Geometry – Intuitive Explanation of Perspective vs. Projection

math-historyplane-geometryprojective-geometry

I was wondering if someone could please explain the intuition of the distinction between perspective and projection in geometry. Chapter 8 of John Stillwell's Mathematics and its History begins by pointing out that the original motivation for the study of projective geometry was the technique of perspective painting that was developed in the fifteenth century, and his short summary of what it means for "two points to be in perspective" from a given point makes perfect sense to me. However, I am somewhat confused by Exercise 8.3.1, which asks for a proof that any three points on a line can be sent to any other three points on a line by projection. Clearly, it is not the case that any three points on a line can be in perspective with any other three points on a line (since the point of one's perspective would need to be the point of intersection of the lines through the three pairs of points, and three lines do not in general intersect at the same point). After referring to the solution of the exercise in question, I noticed that it states:

Let $p, q, r$ be three points on a line and $p', q', r'$ be three other points on a line. Without loss of generality, we can assume that $p = p'$ and then define a projection from the point of intersection of the lines through $q$ and $q'$ and through $r$ and $r'$, respectively.
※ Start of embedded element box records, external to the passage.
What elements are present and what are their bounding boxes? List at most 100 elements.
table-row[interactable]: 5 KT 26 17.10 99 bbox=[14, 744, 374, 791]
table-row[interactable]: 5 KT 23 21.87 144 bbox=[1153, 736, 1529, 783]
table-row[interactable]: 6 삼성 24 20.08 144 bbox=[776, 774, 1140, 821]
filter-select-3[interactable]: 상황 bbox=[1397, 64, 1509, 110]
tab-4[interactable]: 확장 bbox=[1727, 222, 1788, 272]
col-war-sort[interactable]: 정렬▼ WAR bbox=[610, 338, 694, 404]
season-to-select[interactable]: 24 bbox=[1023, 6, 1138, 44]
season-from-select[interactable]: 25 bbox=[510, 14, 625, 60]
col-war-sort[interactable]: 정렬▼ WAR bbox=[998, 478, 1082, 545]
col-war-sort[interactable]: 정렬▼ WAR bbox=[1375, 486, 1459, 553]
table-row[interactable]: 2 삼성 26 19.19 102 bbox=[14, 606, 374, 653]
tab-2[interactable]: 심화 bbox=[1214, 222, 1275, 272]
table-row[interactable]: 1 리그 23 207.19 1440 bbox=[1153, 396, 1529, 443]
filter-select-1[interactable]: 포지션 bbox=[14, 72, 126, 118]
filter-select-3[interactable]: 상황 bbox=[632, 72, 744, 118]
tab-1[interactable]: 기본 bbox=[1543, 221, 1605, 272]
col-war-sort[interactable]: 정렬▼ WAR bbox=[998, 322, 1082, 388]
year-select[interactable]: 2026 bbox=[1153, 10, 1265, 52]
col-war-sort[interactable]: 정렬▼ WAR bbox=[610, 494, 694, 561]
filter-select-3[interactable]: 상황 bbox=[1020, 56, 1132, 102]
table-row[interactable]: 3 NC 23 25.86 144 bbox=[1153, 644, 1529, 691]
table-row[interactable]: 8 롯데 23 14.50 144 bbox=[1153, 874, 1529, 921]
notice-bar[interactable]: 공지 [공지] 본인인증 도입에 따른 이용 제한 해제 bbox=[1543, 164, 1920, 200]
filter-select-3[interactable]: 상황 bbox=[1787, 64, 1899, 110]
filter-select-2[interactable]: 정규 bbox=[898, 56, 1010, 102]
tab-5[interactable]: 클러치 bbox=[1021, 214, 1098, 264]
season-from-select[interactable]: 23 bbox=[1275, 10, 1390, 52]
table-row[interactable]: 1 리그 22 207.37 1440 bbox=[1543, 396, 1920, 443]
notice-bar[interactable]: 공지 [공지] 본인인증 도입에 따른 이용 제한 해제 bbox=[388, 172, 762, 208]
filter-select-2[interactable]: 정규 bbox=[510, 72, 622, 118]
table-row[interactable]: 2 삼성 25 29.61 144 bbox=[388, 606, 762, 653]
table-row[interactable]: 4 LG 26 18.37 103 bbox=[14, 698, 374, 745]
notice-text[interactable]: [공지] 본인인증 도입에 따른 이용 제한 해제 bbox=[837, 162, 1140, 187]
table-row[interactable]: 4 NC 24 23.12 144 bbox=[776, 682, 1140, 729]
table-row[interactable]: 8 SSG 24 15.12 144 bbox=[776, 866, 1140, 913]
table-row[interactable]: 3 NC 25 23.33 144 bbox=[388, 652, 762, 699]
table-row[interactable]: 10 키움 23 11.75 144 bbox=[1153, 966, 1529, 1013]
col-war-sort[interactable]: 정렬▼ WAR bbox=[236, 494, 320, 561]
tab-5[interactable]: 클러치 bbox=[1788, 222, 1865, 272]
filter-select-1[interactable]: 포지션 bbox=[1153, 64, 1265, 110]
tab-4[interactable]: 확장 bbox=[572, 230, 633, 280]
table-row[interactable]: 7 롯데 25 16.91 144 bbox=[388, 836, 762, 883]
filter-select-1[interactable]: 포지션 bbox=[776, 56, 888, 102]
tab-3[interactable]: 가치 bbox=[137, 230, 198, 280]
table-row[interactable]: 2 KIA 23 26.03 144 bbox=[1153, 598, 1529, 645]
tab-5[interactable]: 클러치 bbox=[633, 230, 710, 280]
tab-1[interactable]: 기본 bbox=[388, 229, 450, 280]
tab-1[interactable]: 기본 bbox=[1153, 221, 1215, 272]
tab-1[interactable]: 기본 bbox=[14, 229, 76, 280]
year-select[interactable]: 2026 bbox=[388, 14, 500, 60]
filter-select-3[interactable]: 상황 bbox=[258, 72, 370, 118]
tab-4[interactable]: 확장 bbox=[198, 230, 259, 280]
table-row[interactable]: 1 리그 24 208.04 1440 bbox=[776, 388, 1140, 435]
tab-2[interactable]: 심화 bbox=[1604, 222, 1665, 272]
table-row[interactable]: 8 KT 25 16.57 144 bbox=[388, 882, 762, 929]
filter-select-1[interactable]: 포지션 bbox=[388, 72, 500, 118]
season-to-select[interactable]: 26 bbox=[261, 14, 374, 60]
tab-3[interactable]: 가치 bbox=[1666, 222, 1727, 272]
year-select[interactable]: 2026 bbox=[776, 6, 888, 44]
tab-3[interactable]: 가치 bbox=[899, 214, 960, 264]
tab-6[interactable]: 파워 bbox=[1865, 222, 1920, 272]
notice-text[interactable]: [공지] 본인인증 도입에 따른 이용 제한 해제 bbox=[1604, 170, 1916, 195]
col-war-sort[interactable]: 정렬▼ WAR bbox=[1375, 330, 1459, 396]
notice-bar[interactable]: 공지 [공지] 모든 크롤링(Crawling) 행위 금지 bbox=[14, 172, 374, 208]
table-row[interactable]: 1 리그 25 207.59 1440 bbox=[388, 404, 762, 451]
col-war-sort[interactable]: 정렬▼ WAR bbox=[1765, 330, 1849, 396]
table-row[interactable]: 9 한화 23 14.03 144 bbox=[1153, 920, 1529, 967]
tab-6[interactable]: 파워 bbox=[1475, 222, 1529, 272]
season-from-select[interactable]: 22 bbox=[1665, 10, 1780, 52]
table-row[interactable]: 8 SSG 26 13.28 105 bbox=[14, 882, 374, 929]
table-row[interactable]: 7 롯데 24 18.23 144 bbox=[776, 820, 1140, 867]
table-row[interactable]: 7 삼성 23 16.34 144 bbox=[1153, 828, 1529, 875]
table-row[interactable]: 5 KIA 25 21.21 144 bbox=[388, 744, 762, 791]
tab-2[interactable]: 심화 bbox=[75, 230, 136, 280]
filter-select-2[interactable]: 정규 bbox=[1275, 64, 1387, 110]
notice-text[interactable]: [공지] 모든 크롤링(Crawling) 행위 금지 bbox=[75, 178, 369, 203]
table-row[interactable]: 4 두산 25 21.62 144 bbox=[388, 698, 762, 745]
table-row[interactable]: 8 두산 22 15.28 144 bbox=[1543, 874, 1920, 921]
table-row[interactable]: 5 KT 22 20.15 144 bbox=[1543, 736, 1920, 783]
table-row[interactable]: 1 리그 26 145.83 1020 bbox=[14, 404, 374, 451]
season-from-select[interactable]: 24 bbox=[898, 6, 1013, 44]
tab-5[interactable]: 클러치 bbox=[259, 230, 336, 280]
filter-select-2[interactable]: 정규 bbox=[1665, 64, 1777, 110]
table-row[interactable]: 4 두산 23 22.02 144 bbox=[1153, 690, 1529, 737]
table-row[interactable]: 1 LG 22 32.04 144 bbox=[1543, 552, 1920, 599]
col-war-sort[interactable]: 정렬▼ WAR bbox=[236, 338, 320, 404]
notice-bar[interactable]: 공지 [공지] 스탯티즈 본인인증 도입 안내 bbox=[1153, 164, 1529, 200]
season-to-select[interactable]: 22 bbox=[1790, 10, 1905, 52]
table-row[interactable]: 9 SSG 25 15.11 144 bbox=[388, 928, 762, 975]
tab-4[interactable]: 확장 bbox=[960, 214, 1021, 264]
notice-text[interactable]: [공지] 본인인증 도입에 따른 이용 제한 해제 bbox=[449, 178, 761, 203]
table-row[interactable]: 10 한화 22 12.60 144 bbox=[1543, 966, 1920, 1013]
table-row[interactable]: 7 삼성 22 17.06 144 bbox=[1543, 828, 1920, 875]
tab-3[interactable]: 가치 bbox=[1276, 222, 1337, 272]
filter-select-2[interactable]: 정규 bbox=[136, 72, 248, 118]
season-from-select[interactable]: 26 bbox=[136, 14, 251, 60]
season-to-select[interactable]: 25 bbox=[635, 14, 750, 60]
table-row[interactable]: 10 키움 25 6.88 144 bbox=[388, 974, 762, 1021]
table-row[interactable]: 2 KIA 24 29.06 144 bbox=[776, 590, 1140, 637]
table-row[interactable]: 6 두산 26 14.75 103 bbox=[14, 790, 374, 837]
I would like to develop a deeper understanding of why we can assume $p$ and $p'$ to be the same point in this context, since it is stated explicitly that $p$ and $p'$ are arbitrary points. Based on what little I understand of this topic, I believe that it relates to the formal distinction between the real projective line $\mathbb{RP}^1$ and the real projective plane $\mathbb{RP}^2$, something that is not made especially clear in this section of Stillwell's book. What I am seeking here though is some sort of explanation that does not draw on the formal algebraic properties of $\mathbb{RP}^1$ and $\mathbb{RP}^2$, but rather one that is based entirely on geometric intuition, as in the example of perspective painting.

Best Answer

A single projection cannot suffice, as you observed. I think the problem wants to transform the triple $(P, Q, R)$ neatly into the triple $(P', Q', R')$ by means of projection operations only.
Denoting by $l$ and $l'$ the lines containing the two given triples, this can be done by considering the translation

$$ t\;:\;X \longrightarrow X + (P'-P) $$

which send $P$ in $P'$, restricted to $l \to t(l)$, and composing it with the projection of center the point $C$ of intersection of the lines

$$ Q' + t(Q) \quad\text{and}\quad R'+t(R) $$

between lines $t(l)$ and $l'$.

The translation $t$, restricted as mentioned, may be considered a projection from a point at infinity, precisely the point $\langle(P'-P,0)\rangle$, if $P'\neq P$. Point C can also be a point at infinity.